People nowadays put up with it because they think they're not being targeted. That it's to stop terrists[sic] and criminals and thugs. But when some unpopular piece of legislation is up for a vote and you decide to join the protest rally to voice your discontent on that item there's a great chance your name is in a government database somewhere as a dissenting member of the public. For the vast majority of people it won't make a lick of difference - it won't affect their lives in any way, shape or form. But if the government decides to lash out against its dissenters (and some would argue this has already begun) this has the potential to be misused in a rather vile manner.

Judge: "This is the case of malfunctioning citizen 51135453433549773 vs The State. How do you plead?"

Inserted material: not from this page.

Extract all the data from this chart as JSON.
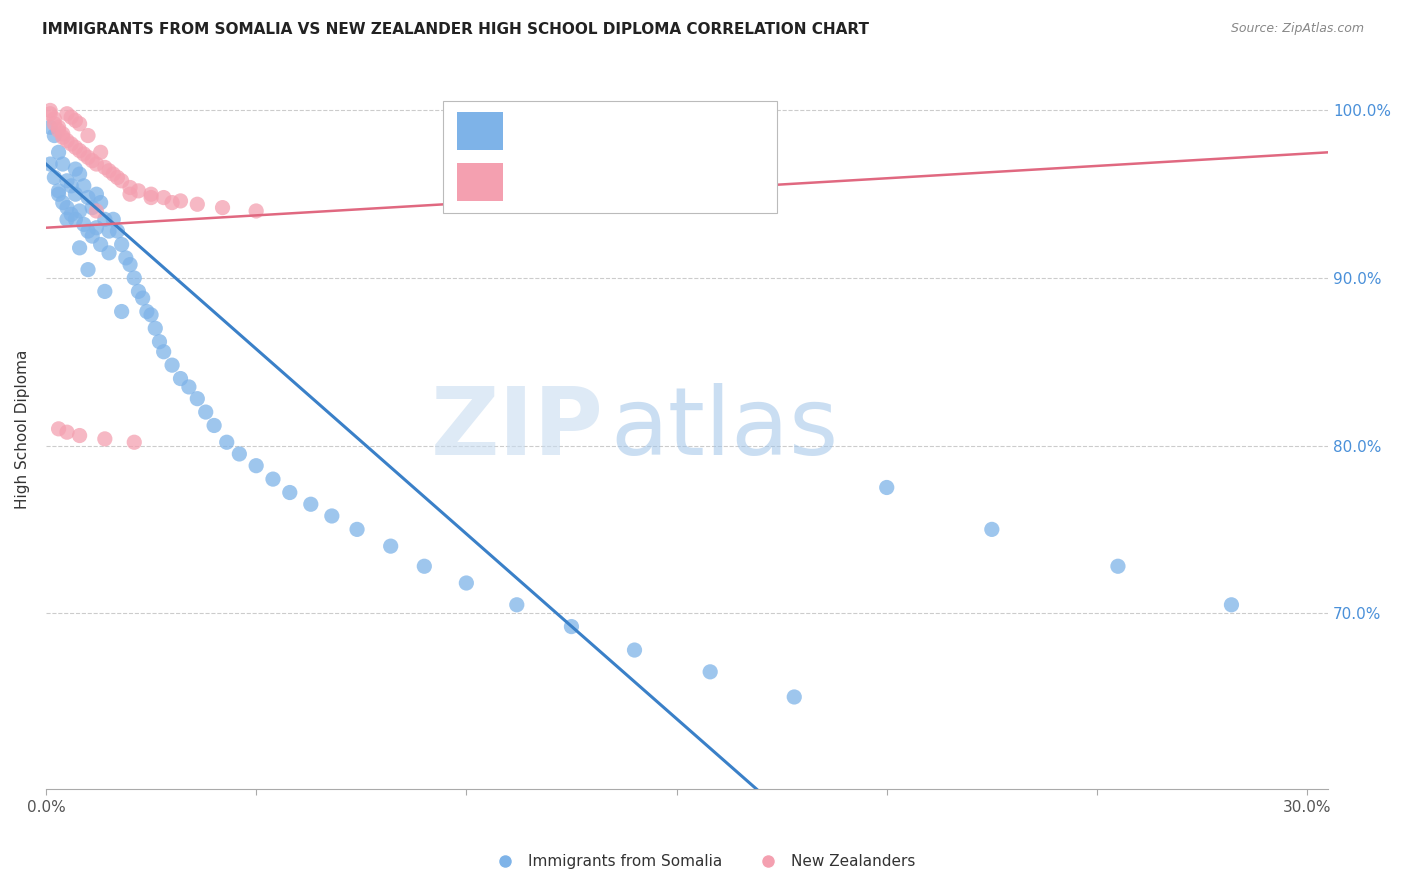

You: "Not guilty, your honor."

Judge: "Care to elaborate?"

You: "A law was passed that would allow the state to run a nuclear powerplant literally in the plot adjacent my back yard. I'm not comfortable with that so I joined a rally to protest that decision."

Judge: "By your own admission here in court you dissented against this great state, admitting your guilt in this case. You are hereby sentenced to 3 years hard labor in Alaska. NEXT!"

[cheeto]

Our rights to privacy are practically gone.

Thanks to Homeland security. (as well as other Governing bodies around the world)

OK, I agree that it's important to have "some" security but to infringe on our rights of privacy?

That's pretty expensive if you ask me.

After 911, Our rights were lost and there is no going back too.